Of those: Rob Bagg (Queens University) was never drafted, as were Stu Foord (PJFL grad) and Neal Hughes (U of R Rams). Chris Getzlaf (U of R Rams) was a former first round draft pick of the Hamilton Tiger-Cats, but he was thrown in on the 2007 trade with the Riders (Getzlaf and Corey Holmes to Saskatchewan, Jason Armstead to the TiCats) like a spare part. While Hughes and Foord are good (and in Stu’s case, a very good) role players, Bagg and Getzlaf are amongst the best receivers in Canadian football. Any CFL club could have signed Bagg, Foord, and Hughes as well as Getzlaf (given how much value the TiCats considered he had as trade bait) – the Riders were the only ones to take that chance. The Riders’ policy is to spend as much time recruiting and training their bench warmers as their stars – and that overall team depth has made them a success.
The problem isn’t that there’s a shortage of quality Canadian talent playing football.
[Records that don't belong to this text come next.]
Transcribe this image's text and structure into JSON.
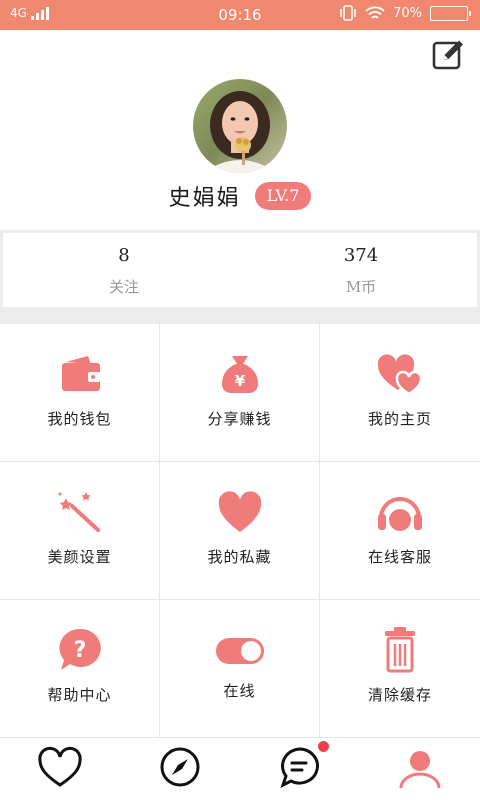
{
  "status_bar": {
    "network": "4G",
    "time": "09:16",
    "battery_percent": "70%",
    "battery_level": 0.7
  },
  "profile": {
    "name": "史娟娟",
    "level": "LV.7"
  },
  "stats": [
    {
      "value": "8",
      "label": "关注"
    },
    {
      "value": "374",
      "label": "M币"
    }
  ],
  "menu": [
    {
      "label": "我的钱包",
      "icon": "wallet-icon"
    },
    {
      "label": "分享赚钱",
      "icon": "money-bag-icon"
    },
    {
      "label": "我的主页",
      "icon": "hearts-icon"
    },
    {
      "label": "美颜设置",
      "icon": "magic-wand-icon"
    },
    {
      "label": "我的私藏",
      "icon": "heart-icon"
    },
    {
      "label": "在线客服",
      "icon": "headphones-icon"
    },
    {
      "label": "帮助中心",
      "icon": "question-bubble-icon"
    },
    {
      "label": "在线",
      "icon": "toggle-icon"
    },
    {
      "label": "清除缓存",
      "icon": "trash-icon"
    }
  ],
  "tabs": [
    {
      "icon": "heart-outline-icon"
    },
    {
      "icon": "compass-icon"
    },
    {
      "icon": "chat-icon",
      "badge": true
    },
    {
      "icon": "profile-icon",
      "active": true
    }
  ],
  "colors": {
    "accent": "#f07b7b",
    "status_bar": "#f0876f",
    "badge": "#ee3f4f"
  }
}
The problem may be that CFL clubs (especially those not named Roughriders) aren’t scouting enough and aren’t teaching their players. (You could also make a case to include Jason Clermont in that category, since the Riders had an opportunity to sign him as a Regina Ram [pre-CIS], and Tillman, as Ottawa Renegades’ GM, TWICE passed up opportunities to draft him before he was signed by the BC Lions.)
Now, there are two places that are capable of producing better Canadian football talent – Quebec and Saskatchewan. Saskatchewan’s high school programs produce enough talent for not only its PJFL (Hilltops and Thunder) and CIS (Rams and U of S Huskies) but also for a host of other places – teams in the BC Junior Football League are stocked with Saskatchewan high school players. In Quebec, there’s been an explosion of interest in football since the Als returned, and the number of university football teams has increased from three to six (Wikipedia) in the past 10 years.
And if the CFL does expand – to Ottawa as well as to Moncton – there may be a mre legitimate argument about CanCon. But given how badly the Argos and Blue Bombers bumbled about this season with rookie coaches, and also that many of the CFL’s best coaches and personnel people are either long in the tooth (Wally Buono in BC, Ken Miller in Saskatchewan, Bob O’Billovitch in Hamilton), have a legal sword of Damocles over his head (Eric Tillman) or may be poached by the NFL (Marc Trestman in Montreal), (CBS Sports) there’s a real question about whether there’s enough management talent – scouts, front office people, head and assistant coaches – to fill those rosters.
But CFL management – the majority of teams, probably not the Riders or the CFL as an entity – see the problem the same way a business that’s having a rough fiscal quarter sees a quick way to return to profitability – by gutting its payroll. Because quality Canadians are (a) relatively more expensive than their American counterparts and (b) scarcer, the solution isn’t to develop more Canadian football players or to improve the clubs’ scouting and coaching: it’s to break the union and devalue Canadians’ value as employees. Just as Wal-Mart or McDonalds can always find a ready-made pool of young, poor, or both people willing to work McJobs for McPay, the CFL wants to cut its bottom line. Guys like Chris Szarka (recently elected to Regina city council [pd] on a cut-taxes-and-increase-suburban-services-and-hey-I'm-a-Roughrider platform. and Gene Makowsky (who was regarded as a potential Sask. Party candidate in the Regina Douglas Park by-election) (L-P) may never admit it, or even understand it, but the CFLPA has less in common with management and more in common with the problems workers face in today’s economy than they let on.